3. Die belangte Behörde spricht sich gegen die Erlassung der einstweiligen Anordnung aus, weil keine Zuständigkeit des Verfassungsgerichtshofes zur Erlassung einer einstweiligen Anordnung auf Grund des Gemeinschaftsrechts bestehe.

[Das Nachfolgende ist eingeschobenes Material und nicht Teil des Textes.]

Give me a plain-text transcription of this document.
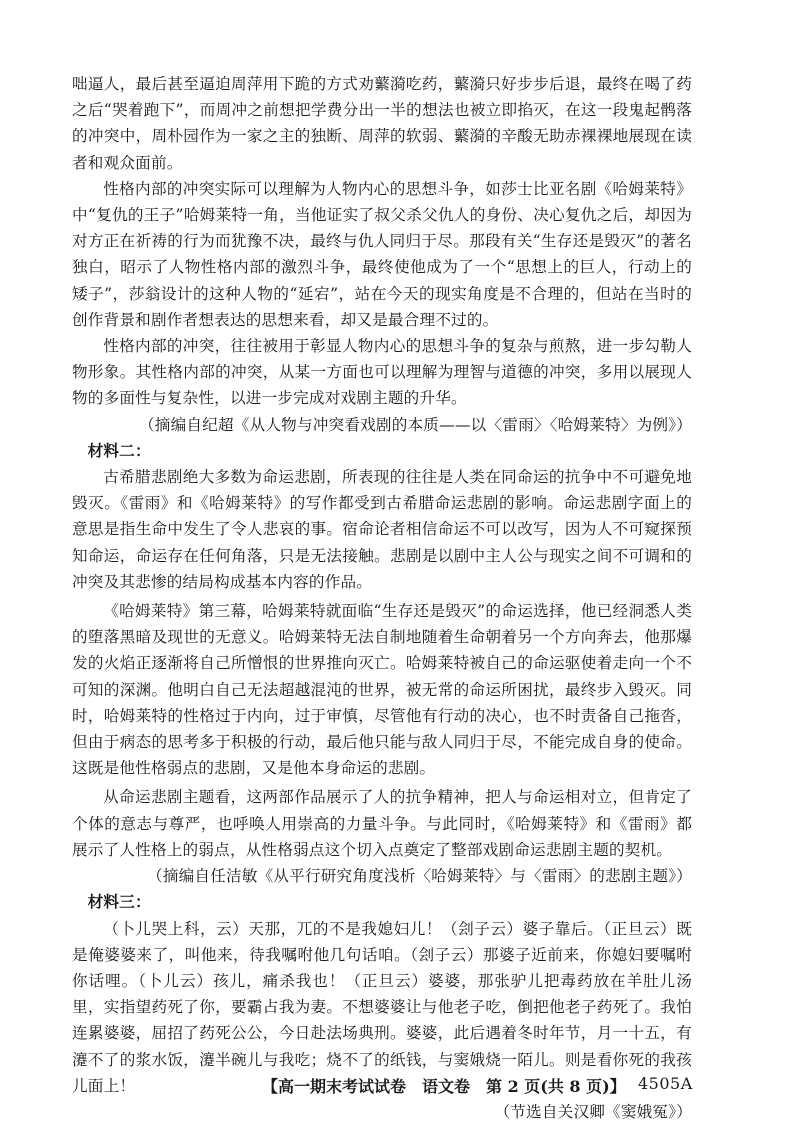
咄逼人，最后甚至逼迫周萍用下跪的方式劝蘩漪吃药，蘩漪只好步步后退，最终在喝了药之后“哭着跑下”，而周冲之前想把学费分出一半的想法也被立即掐灭，在这一段鬼起鹘落的冲突中，周朴园作为一家之主的独断、周萍的软弱、蘩漪的辛酸无助赤裸裸地展现在读者和观众面前。

性格内部的冲突实际可以理解为人物内心的思想斗争，如莎士比亚名剧《哈姆莱特》中“复仇的王子”哈姆莱特一角，当他证实了叔父杀父仇人的身份、决心复仇之后，却因为对方正在祈祷的行为而犹豫不决，最终与仇人同归于尽。那段有关“生存还是毁灭”的著名独白，昭示了人物性格内部的激烈斗争，最终使他成为了一个“思想上的巨人，行动上的矮子”，莎翁设计的这种人物的“延宕”，站在今天的现实角度是不合理的，但站在当时的创作背景和剧作者想表达的思想来看，却又是最合理不过的。

性格内部的冲突，往往被用于彰显人物内心的思想斗争的复杂与煎熬，进一步勾勒人物形象。其性格内部的冲突，从某一方面也可以理解为理智与道德的冲突，多用以展现人物的多面性与复杂性，以进一步完成对戏剧主题的升华。

（摘编自纪超《从人物与冲突看戏剧的本质——以〈雷雨〉〈哈姆莱特〉为例》）

材料二：

古希腊悲剧绝大多数为命运悲剧，所表现的往往是人类在同命运的抗争中不可避免地毁灭。《雷雨》和《哈姆莱特》的写作都受到古希腊命运悲剧的影响。命运悲剧字面上的意思是指生命中发生了令人悲哀的事。宿命论者相信命运不可以改写，因为人不可窥探预知命运，命运存在任何角落，只是无法接触。悲剧是以剧中主人公与现实之间不可调和的冲突及其悲惨的结局构成基本内容的作品。

《哈姆莱特》第三幕，哈姆莱特就面临“生存还是毁灭”的命运选择，他已经洞悉人类的堕落黑暗及现世的无意义。哈姆莱特无法自制地随着生命朝着另一个方向奔去，他那爆发的火焰正逐渐将自己所憎恨的世界推向灭亡。哈姆莱特被自己的命运驱使着走向一个不可知的深渊。他明白自己无法超越混沌的世界，被无常的命运所困扰，最终步入毁灭。同时，哈姆莱特的性格过于内向，过于审慎，尽管他有行动的决心，也不时责备自己拖沓，但由于病态的思考多于积极的行动，最后他只能与敌人同归于尽，不能完成自身的使命。这既是他性格弱点的悲剧，又是他本身命运的悲剧。

从命运悲剧主题看，这两部作品展示了人的抗争精神，把人与命运相对立，但肯定了个体的意志与尊严，也呼唤人用崇高的力量斗争。与此同时，《哈姆莱特》和《雷雨》都展示了人性格上的弱点，从性格弱点这个切入点奠定了整部戏剧命运悲剧主题的契机。

（摘编自任洁敏《从平行研究角度浅析〈哈姆莱特〉与〈雷雨〉的悲剧主题》）

材料三：

（卜儿哭上科，云）天那，兀的不是我媳妇儿！（刽子云）婆子靠后。（正旦云）既是俺婆婆来了，叫他来，待我嘱咐他几句话咱。（刽子云）那婆子近前来，你媳妇要嘱咐你话哩。（卜儿云）孩儿，痛杀我也！（正旦云）婆婆，那张驴儿把毒药放在羊肚儿汤里，实指望药死了你，要霸占我为妻。不想婆婆让与他老子吃，倒把他老子药死了。我怕连累婆婆，屈招了药死公公，今日赴法场典刑。婆婆，此后遇着冬时年节，月一十五，有瀽不了的浆水饭，瀽半碗儿与我吃；烧不了的纸钱，与窦娥烧一陌儿。则是看你死的我孩儿面上！

（节选自关汉卿《窦娥冤》）

【高一期末考试试卷　语文卷　第 2 页(共 8 页)】 4505A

II. Der Verfassungsgerichtshof hat erwogen:

1. Weder die Bundesverfassung noch eine andere Verfassungsbestimmung noch auch das Verfassungsgerichtshofgesetz oder die im Verfahren vor dem Verfassungsgerichtshof nach §35 Verfassungsgerichtshofgesetz sinngemäß anzuwendenden Bestimmungen der Zivilprozessordnung und des Einführungsgesetzes zur Zivilprozessordnung enthalten eine Regelung, die die Zuständigkeit des Verfassungsgerichtshofes zur Erlassung einstweiligen Rechtsschutzes, wie sie der Beschwerdeführer begehrt, begründen könnte.

Selbst unter der Annahme, dass der Verfassungsgerichtshof zur Erlassung entsprechender einstweiliger Anordnungen zur Sicherung von gemeinschaftsrechtlich begründeten Rechtspositionen auch ohne innerstaatliche gesetzliche Kompetenzzuweisung allein kraft Gemeinschaftsrechts berufen sein sollte, würde es im vorliegenden Fall an einer wesentlichen Voraussetzung für die Erlassung einer einstweiligen Anordnung des vom Beschwerdeführer begehrten Inhalts fehlen.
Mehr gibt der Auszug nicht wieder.